Traditional psychology has been said to spring from our dysfunctional past. That may not sound like such a positive thing, but stay with me.

Psychologist James Hillman describes a system of understanding our past and thinking about it, all of it, in a positive light. He uses the illustration of an acorn, which is the blueprint for one of our planet’s most steadfast, dynamic trees.

One acorn literally has unimaginable possibilities. It touches the present, since from the one beautiful specimen it becomes, spring countless hundreds of thousands of life forms which are nourished by it or sheltered within its branches. Its roots go deep to stabilize precious topsoil, preventing erosion. It cleans the air of pollutants we humans and all our toys generate. Its shadow offers welcome relief from summer’s heat. It contributes to the future, yielding millions of acorns that will become other glorious trees as it fulfills its nature, season after season. After living out its natural existence, its wood can be used to make beautiful creations to be enjoyed by generations, or to fertilize new forest growth, or to keep us warm.

To reach that potential, the acorn has to be in the right environment, with light, fertilizer, and water available. Dr. Hillman posited that our dysfunctional past is actually necessary for our own personal acorn. That our past is the fertilizer from which growth occurs. Our past is key for unlocking the possibilities for growth, for accessing our own potential. Without the fertilizer of our past, personally and collectively, our acorn would not be able to germinate. He wrote.” If you are still being hurt by an event that happened to you at twelve, it is the thought that is hurting you now.” The only way to stop that hurt is to change our thought about the past. To learn to view experiences as something leading to growth and ultimately to finding our own purpose in life.

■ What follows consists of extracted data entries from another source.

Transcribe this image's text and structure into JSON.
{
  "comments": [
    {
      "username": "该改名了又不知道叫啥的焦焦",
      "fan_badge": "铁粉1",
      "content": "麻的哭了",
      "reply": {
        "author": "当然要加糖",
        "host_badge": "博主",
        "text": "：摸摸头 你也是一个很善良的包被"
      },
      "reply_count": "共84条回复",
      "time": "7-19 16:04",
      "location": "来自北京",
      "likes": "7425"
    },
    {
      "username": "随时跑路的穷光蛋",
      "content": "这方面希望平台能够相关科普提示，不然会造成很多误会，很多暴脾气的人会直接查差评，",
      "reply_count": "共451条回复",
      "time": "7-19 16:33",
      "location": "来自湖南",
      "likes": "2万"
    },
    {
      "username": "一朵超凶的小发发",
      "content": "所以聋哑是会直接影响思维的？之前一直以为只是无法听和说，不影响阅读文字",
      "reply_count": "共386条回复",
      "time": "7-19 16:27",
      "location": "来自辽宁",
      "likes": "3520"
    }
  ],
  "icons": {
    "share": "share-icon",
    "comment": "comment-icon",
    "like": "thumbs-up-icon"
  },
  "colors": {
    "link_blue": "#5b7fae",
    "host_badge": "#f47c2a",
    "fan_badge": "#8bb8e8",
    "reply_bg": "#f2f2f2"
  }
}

Within each of us, just as within an acorn, is a blueprint full of astonishing possibilities. Changing our mind about past events allows us to focus on opportunities to nourish ourselves and connect meaningfully with others. It allows us to fully occupy the present, making each day count.

Traumas become stories of survival with which to comfort ourselves and others.

Failures are re-framed as periods of exploration and growth. They hone our discenrnment and good judgement.

Past abuses and neglects are seen to reflect the soul of the perpetrator, not our own. They have no bearing on our worthiness to give or receive love.

Dysfunctions and unwanted habits become messages that point the way to areas in life that are asking for our attention and compassion.

Wounds heal, as long as we focus on the fact that the wounding event is truly over. We gratefully acknowledge the fact that both body and mind have an innate ability to heal.

Disappointments remind us of how much every aspect of life matters, and deserves our very best efforts.

As you and I grow into steadfast Oaks, whom can we shelter within our branches? Where will we cast our restful shade? Season after season, as we fulfill our nature, how can we contribute to the stabilizing of the topsoil of society be being who we truly are? With what lessons learned will we contribute to the future?